Longer dual anti-HER2 therapy may improve response in HER2+ breast cancer
A 24-week course of dual anti-HER2 treatment produces a numeric increase in response rates compared with a 12-week course without using chemotherapy in women with breast cancer harbouring a HER2 mutation, according to the results of a phase II trial.
The trial combined a Simon phase II design in the experimental arm with a pick-the-winner design. A total of 97 women with HER2-positive breast tumours measuring ≥2 cm (median, 5 cm) were randomly assigned to receive 12 (n=33) or 24 weeks (n=24) of lapatinib plus trastuzumab.
In patients whose tumours were also oestrogen receptor (ER)-positive, letrozole (along with ovarian suppression if premenopausal) was administered. All evaluable patients were assessed for in-breast pathologic complete response (pCR).
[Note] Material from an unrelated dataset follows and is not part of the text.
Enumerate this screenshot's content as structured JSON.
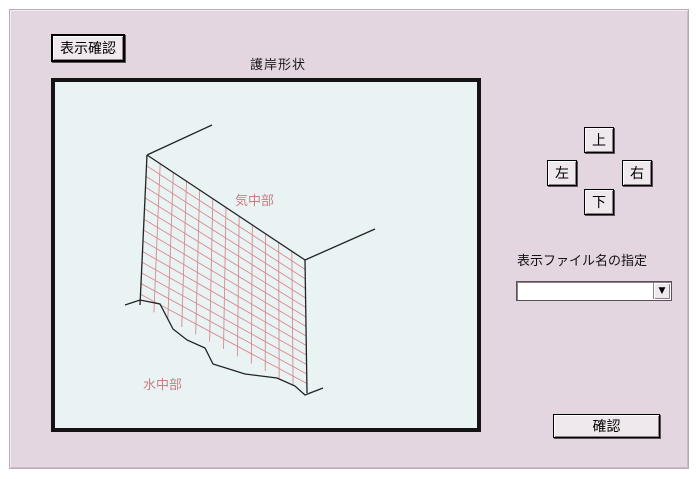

Of the patients, 94 were evaluable. The median age of the cohort was 51 years, and 55 percent were postmenopausal. Median tumour size was 5 cm, and 65 percent were ER-positive. The longer treatment arm showed superiority over the shorter arm in terms of the rate of pCR (28 percent vs 12 percent). The increased response observed with the 24-week course was driven by an increased pCR in the ER-positive subgroup (33 percent vs 9 percent).
Treatment was well tolerated, with grade 1–2 diarrhoea and acneiform rash being the most common toxicities.
The findings, if validated, may help identify patients who may benefit from de-escalation of therapy, researchers said.